On dördüncü asırda Türkçe, Anadolu’da tamamen yerleşmiş, Osmanlı Devleti’nin kuruluş dönemi olması sebebiyle daha ziyâde dînî, tasavvufî, hamasî, târihî ve ahlâkî eserler verilmiştir. Sâde dille, tasavvufî akideye uygun Garibnâme gibi büyük eserler yazan Âşık Paşa’nın (1272-1333) yanında dîvân edebiyatının temelini atanlardan biri sayılan, mutasavvıf, nazım tekniği kuvvetli, dile ve aruza hâkim Mantık-ut-Tayr yazarı Gülşehrî bunların başında gelir. Ayrıca dînî olmayan Süheyl ü Nevbahar, Ferhengnâme-i Sadî adlı mesnevîleriyle şöhret kazanan Hoca Mes’ûd;Kıssa-ı Yûsuf Mesnevîsi ile Süli Fakih; Dîvân, İskendernâme, Cemşîd ü Hurşîd, Tevârih-i Mülûk-i Âl-i Osman gibi eserleriyle dîvân edebiyatının kurulmasında büyük rolü olan ve çok eser veren, Türkçe ilk Osmanlı Târihi müellifi Ahmedî (öl. 1413); Azerî Türkçesiyle eser verenKâdı Burhâneddîn; sâde nesir dili ile halk için yazan Siyer-i Nebî, Futûh-üş-Şâm, Kissa-i Yûsuf yazarı Mustafa Darîr’in yanında; heyecanlı, coşkun, lirik şâir Nesîmi, asrın önde gelen temsilcileridir.
On beşinci yüz yılda divân edebiyatı tam anlamıyla yerleşmiş ve klâsik hususiyetini kazanmıştır.
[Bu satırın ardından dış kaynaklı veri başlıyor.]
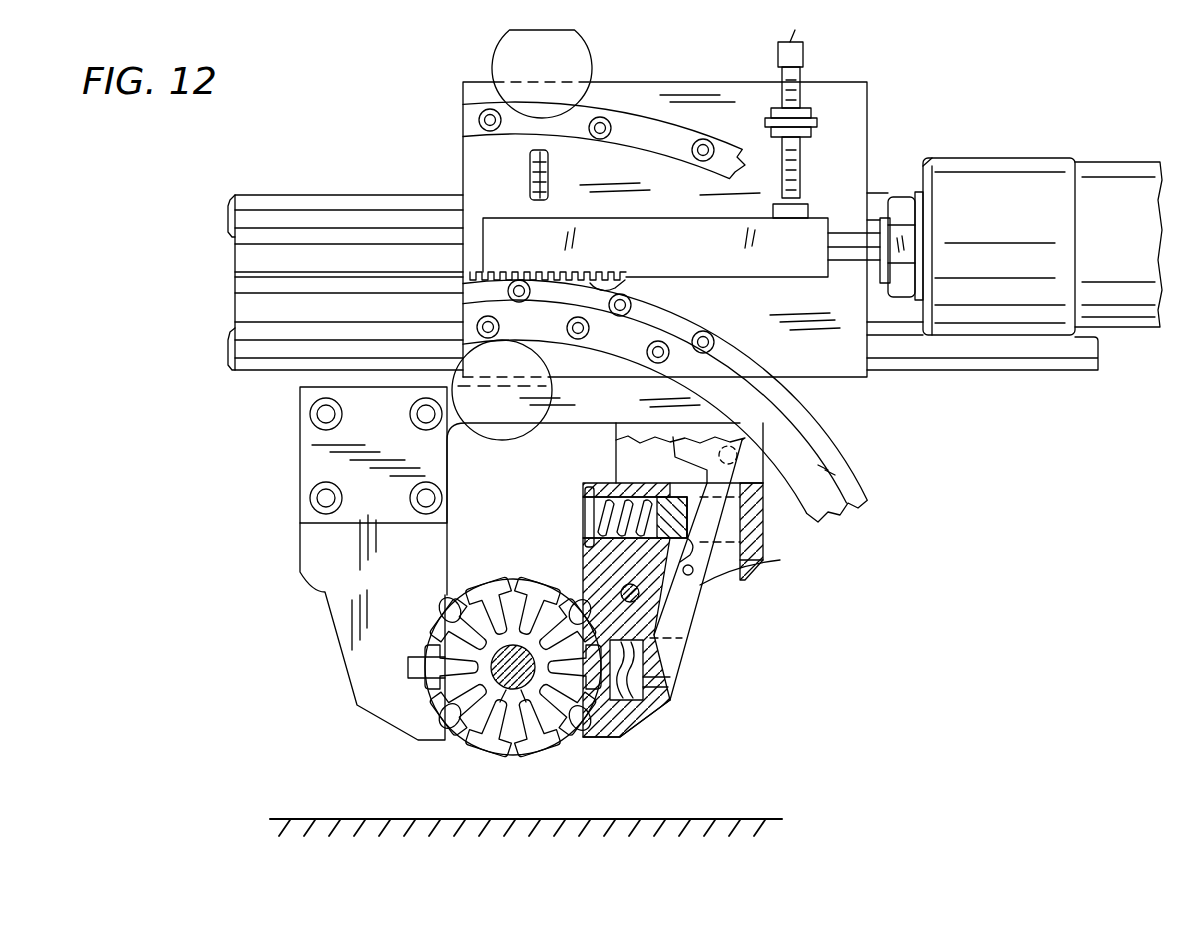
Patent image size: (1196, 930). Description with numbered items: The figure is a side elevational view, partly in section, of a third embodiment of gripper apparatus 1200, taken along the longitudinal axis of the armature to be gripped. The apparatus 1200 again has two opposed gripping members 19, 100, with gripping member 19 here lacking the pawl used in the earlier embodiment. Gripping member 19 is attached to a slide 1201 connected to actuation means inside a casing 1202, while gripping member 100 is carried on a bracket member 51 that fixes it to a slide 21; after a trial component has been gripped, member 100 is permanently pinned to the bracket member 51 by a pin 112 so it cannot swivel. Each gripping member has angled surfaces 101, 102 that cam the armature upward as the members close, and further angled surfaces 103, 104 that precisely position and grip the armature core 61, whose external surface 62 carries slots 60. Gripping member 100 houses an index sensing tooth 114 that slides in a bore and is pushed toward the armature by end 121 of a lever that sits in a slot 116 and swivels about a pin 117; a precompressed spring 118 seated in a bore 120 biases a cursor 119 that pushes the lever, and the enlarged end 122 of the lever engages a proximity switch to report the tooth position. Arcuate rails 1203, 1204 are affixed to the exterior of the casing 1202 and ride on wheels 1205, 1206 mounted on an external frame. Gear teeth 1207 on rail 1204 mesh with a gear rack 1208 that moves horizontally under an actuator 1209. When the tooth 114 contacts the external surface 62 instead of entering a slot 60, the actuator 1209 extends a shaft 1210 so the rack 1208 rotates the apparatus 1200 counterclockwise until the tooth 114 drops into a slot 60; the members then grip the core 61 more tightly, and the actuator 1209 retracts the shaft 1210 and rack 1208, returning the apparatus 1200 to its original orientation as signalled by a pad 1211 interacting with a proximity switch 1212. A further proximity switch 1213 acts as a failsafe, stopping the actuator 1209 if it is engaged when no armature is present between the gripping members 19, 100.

The gripper apparatus 1200 is at (1085, 480).
The slide 1201 is at (328, 462).
The casing 1202 is at (858, 113).
The arcuate rail 1203 is at (670, 135).
The arcuate rail 1204 is at (853, 493).
The wheel 1205 is at (578, 63).
The wheel 1206 is at (543, 404).
The gear teeth 1207 is at (607, 280).
The gear rack 1208 is at (628, 220).
The actuator 1209 is at (1020, 188).
The shaft 1210 is at (850, 265).
The pad 1211 is at (815, 210).
The proximity switch 1212 is at (800, 160).
The proximity switch 1213 is at (532, 183).
The gripping member 19 is at (360, 703).
The slide 21 is at (622, 447).
The bracket member 51 is at (763, 553).
The slot 60 is at (556, 745).
The armature core 61 is at (490, 750).
The external surface 62 is at (537, 753).
The gripping member 100 is at (677, 650).
The angled surface 101 is at (458, 738).
The angled surface 102 is at (573, 723).
The angled surface 103 is at (452, 604).
The angled surface 104 is at (582, 595).
The pin 112 is at (667, 618).
The index sensing tooth 114 is at (628, 710).
The slot 116 is at (703, 580).
The pin 117 is at (698, 595).
The precompressed spring 118 is at (598, 484).
The cursor 119 is at (675, 508).
The bore 120 is at (587, 520).
The end of lever 121 is at (670, 680).
The enlarged end of lever 122 is at (686, 452).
Osmanlı Devleti’nin bu asırda gösterdiği siyâsî başarı, edebiyata da aksetmiştir. Nazım ve nesirde Ahmed-i Dâî (Dîvân, Cenknâme, Câmasbnâme); asrın ilk yarısının en büyük ve şeyh-üş-şuarâ ünvânlı şâiri Şeyhî (1371-1431) (Dîvân, Harnâme, Hüsrev ü Şîrin); kasîdeleri ve söyleyişleri ile ünlü diğer büyük şâir Ahmed Paşa (ÖI. 1479); bilhassa gazelleriyle ve sâde dille maharet kazanan, Türkçe deyimleri ve atasözlerini çok kullanan Necati; pâdişâh ve şehzâdeler arasında; Murâdî (Murâd-ll), Avnî (Fâtih), Adlî (Bâyezîd-ll), Cem Sultan; şehrengiz türünün ilk örneğini veren Mesihî; kadın şâirlerden Mihrî Hâtûn ve Zeynep Hâtûn; Mesnevî yazarları arasında Anadolu sahasında ilk hamse sahibi Hamdullah Hamdi ve diğer mesnevî şâirleri; Tâcîzâde Cafer Çelebi, Behiştî ve Revânî bu asrın belli başlı san’atkârlarıdır. Bu asırda süslü nesir örneğini Sinân Paşa ile Neşrî vermiştir. Sâde nesir temsilcileri olarak Mercimek Ahmed, Ahmed Bîcân, Uzun Firdevsî sayılabilir. Devrin mühim târihlerinden olan Aşık Paşazâde’nin Tevârih-i Âl-i Osman ile Oruç Beğ Târihi ve Dursun Beğ Târihi gösterilebilir.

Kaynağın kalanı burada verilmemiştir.